Linux 网络时间戳
为了衡量机内延迟,希望拿到收发包的时间戳
文档
网卡支持
$ ethtool -T eth0
Time stamping parameters for eth0:
Capabilities:
software-transmit (SOF_TIMESTAMPING_TX_SOFTWARE)
software-receive (SOF_TIMESTAMPING_RX_SOFTWARE)

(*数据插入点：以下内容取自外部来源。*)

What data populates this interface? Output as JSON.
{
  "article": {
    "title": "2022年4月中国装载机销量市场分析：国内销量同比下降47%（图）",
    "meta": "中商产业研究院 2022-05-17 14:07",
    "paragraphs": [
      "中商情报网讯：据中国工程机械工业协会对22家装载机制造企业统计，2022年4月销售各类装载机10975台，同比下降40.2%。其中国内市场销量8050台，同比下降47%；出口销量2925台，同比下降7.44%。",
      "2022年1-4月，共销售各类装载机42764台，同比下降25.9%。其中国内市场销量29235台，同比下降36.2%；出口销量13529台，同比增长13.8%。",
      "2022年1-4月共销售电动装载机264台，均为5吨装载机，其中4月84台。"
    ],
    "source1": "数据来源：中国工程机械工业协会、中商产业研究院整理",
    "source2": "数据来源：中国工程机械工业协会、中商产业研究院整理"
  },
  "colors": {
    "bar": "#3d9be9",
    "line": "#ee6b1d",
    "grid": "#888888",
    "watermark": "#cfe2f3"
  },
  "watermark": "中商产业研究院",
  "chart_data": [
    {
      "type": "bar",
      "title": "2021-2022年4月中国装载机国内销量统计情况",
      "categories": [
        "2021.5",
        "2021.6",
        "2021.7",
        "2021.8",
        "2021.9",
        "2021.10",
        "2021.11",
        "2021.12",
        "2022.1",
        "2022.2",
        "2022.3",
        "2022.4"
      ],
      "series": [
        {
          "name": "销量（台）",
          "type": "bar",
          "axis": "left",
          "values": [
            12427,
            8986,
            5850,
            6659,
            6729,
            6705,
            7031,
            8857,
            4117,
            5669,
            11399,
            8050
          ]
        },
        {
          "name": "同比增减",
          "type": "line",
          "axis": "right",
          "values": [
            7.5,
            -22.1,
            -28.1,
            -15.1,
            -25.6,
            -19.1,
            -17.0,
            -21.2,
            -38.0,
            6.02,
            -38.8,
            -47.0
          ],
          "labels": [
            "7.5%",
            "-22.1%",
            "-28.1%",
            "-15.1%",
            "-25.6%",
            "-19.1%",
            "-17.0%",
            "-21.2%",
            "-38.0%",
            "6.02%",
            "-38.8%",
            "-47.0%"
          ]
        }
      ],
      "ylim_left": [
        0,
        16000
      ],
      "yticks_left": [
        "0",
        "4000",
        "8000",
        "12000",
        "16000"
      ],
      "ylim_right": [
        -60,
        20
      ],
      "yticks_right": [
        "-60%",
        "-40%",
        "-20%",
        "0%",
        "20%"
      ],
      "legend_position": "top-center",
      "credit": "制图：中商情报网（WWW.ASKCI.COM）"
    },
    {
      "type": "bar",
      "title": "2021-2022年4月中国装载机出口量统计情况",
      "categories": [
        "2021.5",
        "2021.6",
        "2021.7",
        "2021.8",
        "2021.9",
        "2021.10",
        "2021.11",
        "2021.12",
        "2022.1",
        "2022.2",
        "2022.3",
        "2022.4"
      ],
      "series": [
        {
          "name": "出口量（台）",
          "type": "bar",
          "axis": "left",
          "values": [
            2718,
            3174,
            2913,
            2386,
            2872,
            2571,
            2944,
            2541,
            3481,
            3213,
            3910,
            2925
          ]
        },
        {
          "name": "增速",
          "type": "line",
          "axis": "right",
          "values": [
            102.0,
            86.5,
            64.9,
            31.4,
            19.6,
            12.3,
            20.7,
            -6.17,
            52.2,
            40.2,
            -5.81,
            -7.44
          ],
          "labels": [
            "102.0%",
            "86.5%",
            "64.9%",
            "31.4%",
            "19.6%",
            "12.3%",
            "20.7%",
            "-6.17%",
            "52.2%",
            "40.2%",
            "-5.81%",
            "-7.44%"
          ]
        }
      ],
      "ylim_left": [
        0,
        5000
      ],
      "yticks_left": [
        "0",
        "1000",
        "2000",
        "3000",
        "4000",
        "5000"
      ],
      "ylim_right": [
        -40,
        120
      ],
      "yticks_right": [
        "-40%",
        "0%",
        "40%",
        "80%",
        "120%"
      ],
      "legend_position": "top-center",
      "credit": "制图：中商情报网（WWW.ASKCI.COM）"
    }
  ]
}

software-system-clock (SOF_TIMESTAMPING_SOFTWARE)
PTP Hardware Clock: none
Hardware Transmit Timestamp Modes: none
Hardware Receive Filter Modes: none
即服务器只支持软件时间戳
时间戳获取
以 TCP 为例
RX
// 创建 socket 后
// 设置 SO_TIMESTAMPING 选项
{
int timestamps = SOF_TIMESTAMPING_RX_SOFTWARE | SOF_TIMESTAMPING_SOFTWARE;
if (setsockopt(sockfd, SOL_SOCKET, SO_TIMESTAMPING, ×tamps, sizeof(timestamps)) < 0)
{
perror("SO_TIMESTAMPING");
}
}
// 用 recvmsg 接收数据
char *buf = new char[1024];
struct msghdr msg = {0};
struct iovec iov = {buf, 1024};
char control[CMSG_SPACE(sizeof(struct timespec))];
msg.msg_iov = &iov;
msg.msg_iovlen = 1;
msg.msg_control = control;
msg.msg_controllen = sizeof(control);
while (true)
{
int size = recvmsg(sockfd, &msg, MSG_DONTWAIT);
if (size == -1 && errno == EAGAIN)
continue;
for (auto cmsg = CMSG_FIRSTHDR(&msg); cmsg != NULL; cmsg = CMSG_NXTHDR(&msg, cmsg))
{
if (cmsg->cmsg_level == SOL_SOCKET && cmsg->cmsg_type == SO_TIMESTAMPING)
{
struct timespec* ts = (struct timespec*)CMSG_DATA(cmsg);
printf("recv at %.9lf\n", ts->tv_sec + ts->tv_nsec * 1e-9);
}
}
if (size > 0)
break;
}
TX
// 创建 socket 后
// 设置 SO_TIMESTAMPING 选项
{
int timestamps = SOF_TIMESTAMPING_TX_SOFTWARE | SOF_TIMESTAMPING_SOFTWARE;
if (setsockopt(connfd, SOL_SOCKET, SO_TIMESTAMPING, ×tamps, sizeof(timestamps)) < 0)
{
perror("SO_TIMESTAMPING");
}
}
// 发送数据后, 时间戳会被写入到 ERRQUEUE 中
char buf[1024];
// ...
while (true)
{
write(connfd, buf, size);
// read tx timestamp
{
/* For transmit timestamps the outgoing packet is looped back to the socket’s error queue with the send timestamp(s) attached.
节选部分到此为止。